You are on page 1of 2

The few singles released by The Mole Men are surely overdue critical review.

Coming from unfashionable Yorkshire they were never likely to receive notice from the London-centric media. However, releasing their heavy, sludgy garage rock just after the rise of glam sealed their fate as not even a footnote in rock history. Inspired by The Troggs, Blue Cheer and Black Sabbath, whom they opened for on their first UK tour, The Mole Men took HG Wells' subterranean Chubbs as influence too, as lead singer and bass player Winston Bennett pushed the band to ever lower depths of sound. Allegedly inspired by an acid trip up on Keithdown Hill looking down on his hometown of Leighs Pike, Bennett conceived of a kind of beneath ground sound amplified and spread through the land itself. Though he later dismissed this idea as being the fanciful imaginings of his enhanced consciousness, still the band liked the idea enough to pursue it through four glorious singles released on the local Wow! label. After failing to convince the local mine owners to allow them to record on their land, The Moles took it upon themselves to alter their vision to a somewhat more agrarian one and piled their amps into a local cave.

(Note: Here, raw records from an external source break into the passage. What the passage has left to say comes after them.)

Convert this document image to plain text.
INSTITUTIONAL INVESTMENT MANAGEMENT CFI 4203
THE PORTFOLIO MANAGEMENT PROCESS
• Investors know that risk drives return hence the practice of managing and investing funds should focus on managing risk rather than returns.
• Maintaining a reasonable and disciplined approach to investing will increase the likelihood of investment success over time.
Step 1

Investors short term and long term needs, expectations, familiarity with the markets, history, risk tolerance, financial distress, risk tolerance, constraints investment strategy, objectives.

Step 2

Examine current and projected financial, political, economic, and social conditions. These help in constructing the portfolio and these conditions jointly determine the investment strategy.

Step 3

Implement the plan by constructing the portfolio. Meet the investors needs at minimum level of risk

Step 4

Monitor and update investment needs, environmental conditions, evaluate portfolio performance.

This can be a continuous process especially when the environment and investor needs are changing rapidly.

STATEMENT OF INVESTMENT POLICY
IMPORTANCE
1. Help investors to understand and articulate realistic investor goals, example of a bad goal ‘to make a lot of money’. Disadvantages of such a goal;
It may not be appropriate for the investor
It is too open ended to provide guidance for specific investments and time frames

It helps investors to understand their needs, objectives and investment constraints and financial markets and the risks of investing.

Their first sessions were nixed before they begun when they neglected to bring enough equipment to plug in all of their amps and their rudimentary two-track recorder. Undaunted, and arguably revelling in this crude lack of logistial nous, they recorded on a single track, leaving aside the second for the later addition of vocals. Displaying either a gleeful viciousness or no comprehension of where the vocals would slot in, their first release Groove is a heavy, slab of what might be called doom, if not for the sheer joy with which the Moles abuse their instruments. That is, if it's possible to play a virtually single note bassline in a gleeful manner. Guitarist J. Davison meanwhile lays down thick, echoing sheets of noise punctuated by sharp treble stabs on the changes. Drummer K. Pearce lavishes so much attention on his floor tom that it's possible to surmise he generally forgot about his snare, hitting it seemingly only when the mood takes him, rather than in any kind of rhythmic manner. With this wall of cacophony in full flow, there was never going to be any place to mix the vocals. This dilemma being solved through the addition of so much studio echo as to render the lyrics indecipherable. No big loss, judging by future efforts, though it does handily answer the question of what My Bloody Valentine would have sounded

like had they listened to Sabbath Bloody Sabbath endlessly before recording Loveless.